Остатки из чайника старик аккуратно разлил в обе пиалы, свою отставил в сторону, а пиалу Байтлеу взял в руки, поднес к глазам и сказал:

— Тебе на роду написано было жить долго, счастливо и скучно. Я знаю твое прошлое, ибо помню твоего отца и твою мать, я ровесник твоего деда и на три года старше твоей бабки. Что мне заглядывать в ушедшее навсегда, да ты и не просил об этом. Ты просил меня узнать, как поступят с тобой русские судьи за то, что ты кричал русским солдатам. В пиале нет ответа на твой вопрос. Я не вижу ответа. Цвет чая и чаинки, лежащие на дне, говорят: никто не может навредить Байтлеу больше, чем Байтлеу сам может навредить себе. Никто не сможет убить Байтлеу, если Байтлеу не захочет убить себя сам. Тут говорится прямо, и уши мои слышат это, как глаза видят: «Пусть Байтлеу боится самого себя».

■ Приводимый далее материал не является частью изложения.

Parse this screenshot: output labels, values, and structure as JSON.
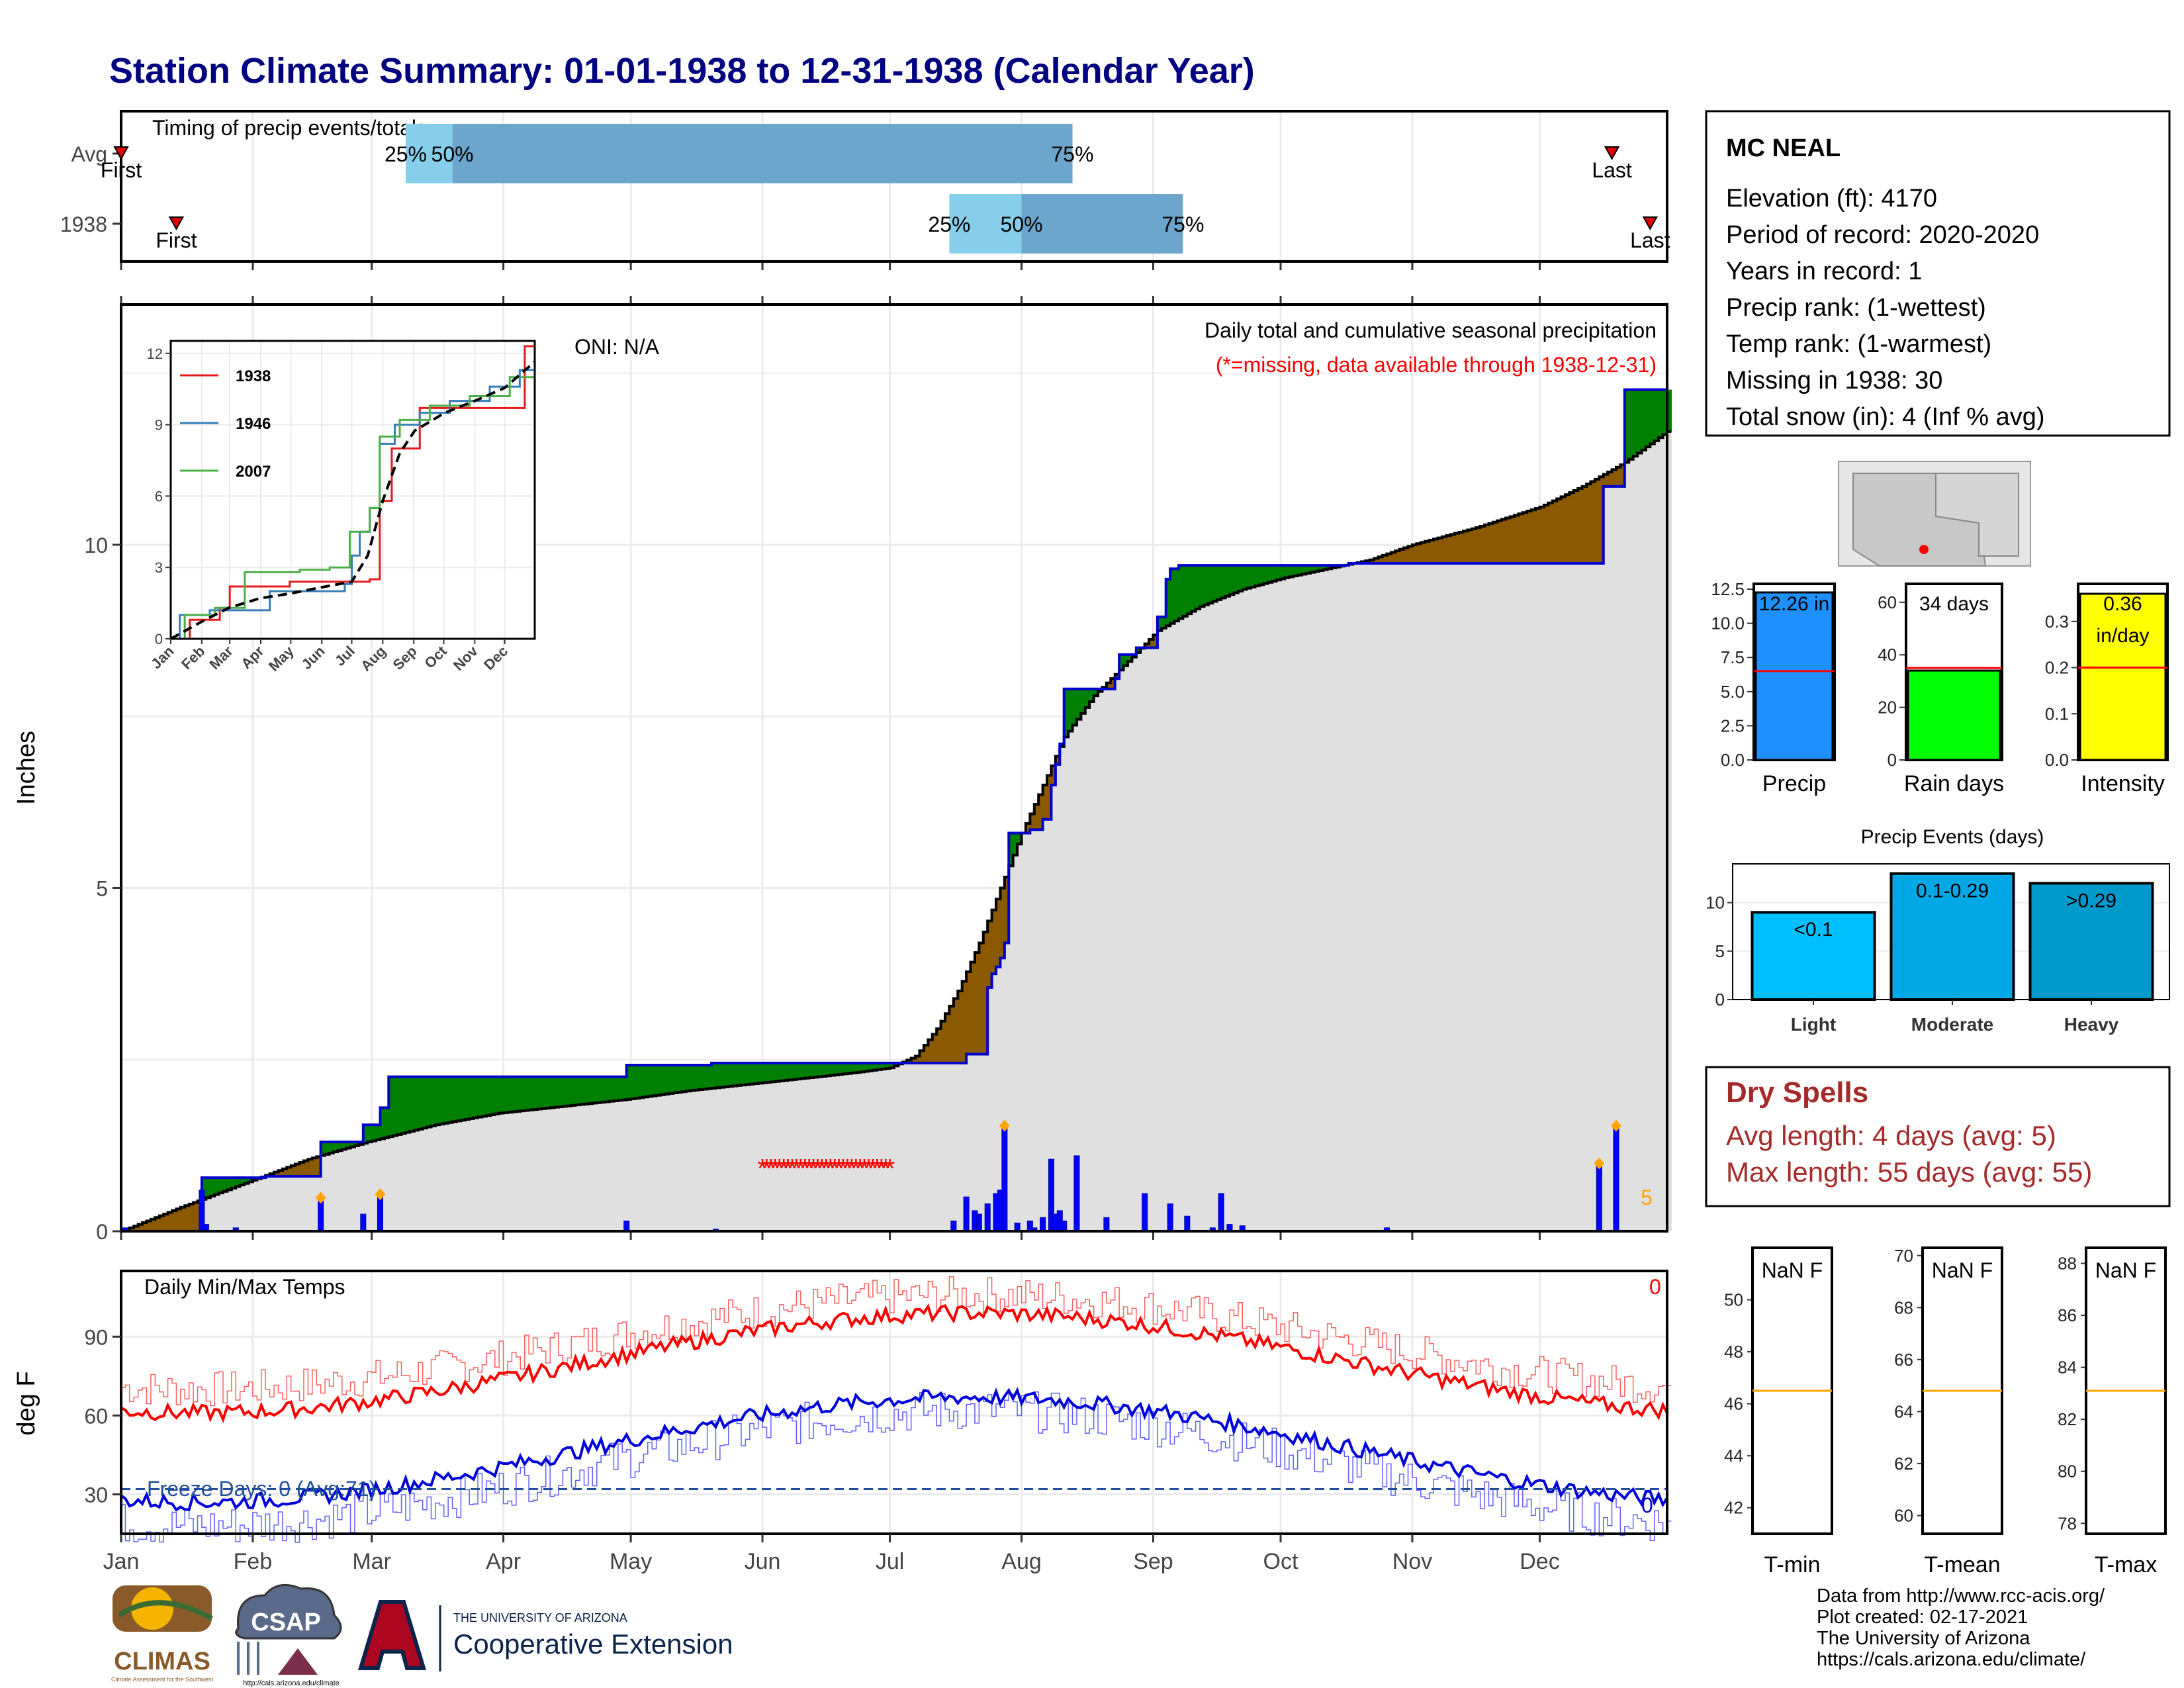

Дело шло к вечерней поверке, надзиратели, однако, еще не собирались пересчитывать арестантов и запирать камеры. Байтлеу спросил:

— Почему, почтенный Суйменбай, ты так долго думал обо мне и так мало сказал? Неужели не видишь ты указаний более четких и простых? Как я могу бояться себя, если я никогда не захочу причинить себе зла?

Баксы ответил недружелюбно:

— Я мог ответить тебе только то, что сказала осьмушка чая, которую ты получил от батыра. Принеси ты мне свою осьмушку, может быть, она скажет про тебя подробней. Иди. Я устал, Байтлеу. Иди, я не могу долго думать про одно и то же. От тебя у меня плохие мысли лезут в голову.

Всю ночь старый баксы не сомкнул глаз. То ля чай был очень крепкий, то ли думы слишком тяжелые, но утром он сказал Амангельды:

— Я хотел говорить с тобой завтра, но ты не спешил получить ответ па свои вопросы, значит, ты не будешь торопить свою судьбу и судьбы тех, кто тебе окружает.

Они сели на травку в углу тюремного двора. Старик держал в руках кобыз, но пускать его в дело, видимо, не собирался.

— Иногда меня посвящают в такие дела, что даже моя кемпыр-джинн, старуха девяноста лет, такая огромная, что одна губа у нее до луны, а другая волочится по земле, даже эта старуха стыдится слышать и пугается. Может, и ты, батыр, испугаешься того, что расскажу я тебе. Чтоб не страшно было, предупреждаю: может, не явь поведаю я, а сон, который привиделся старику. Может, это сон, который я смотрел всю эту ночь, ни разу не сомкнув моих глаз. Не боишься ты чужих снов?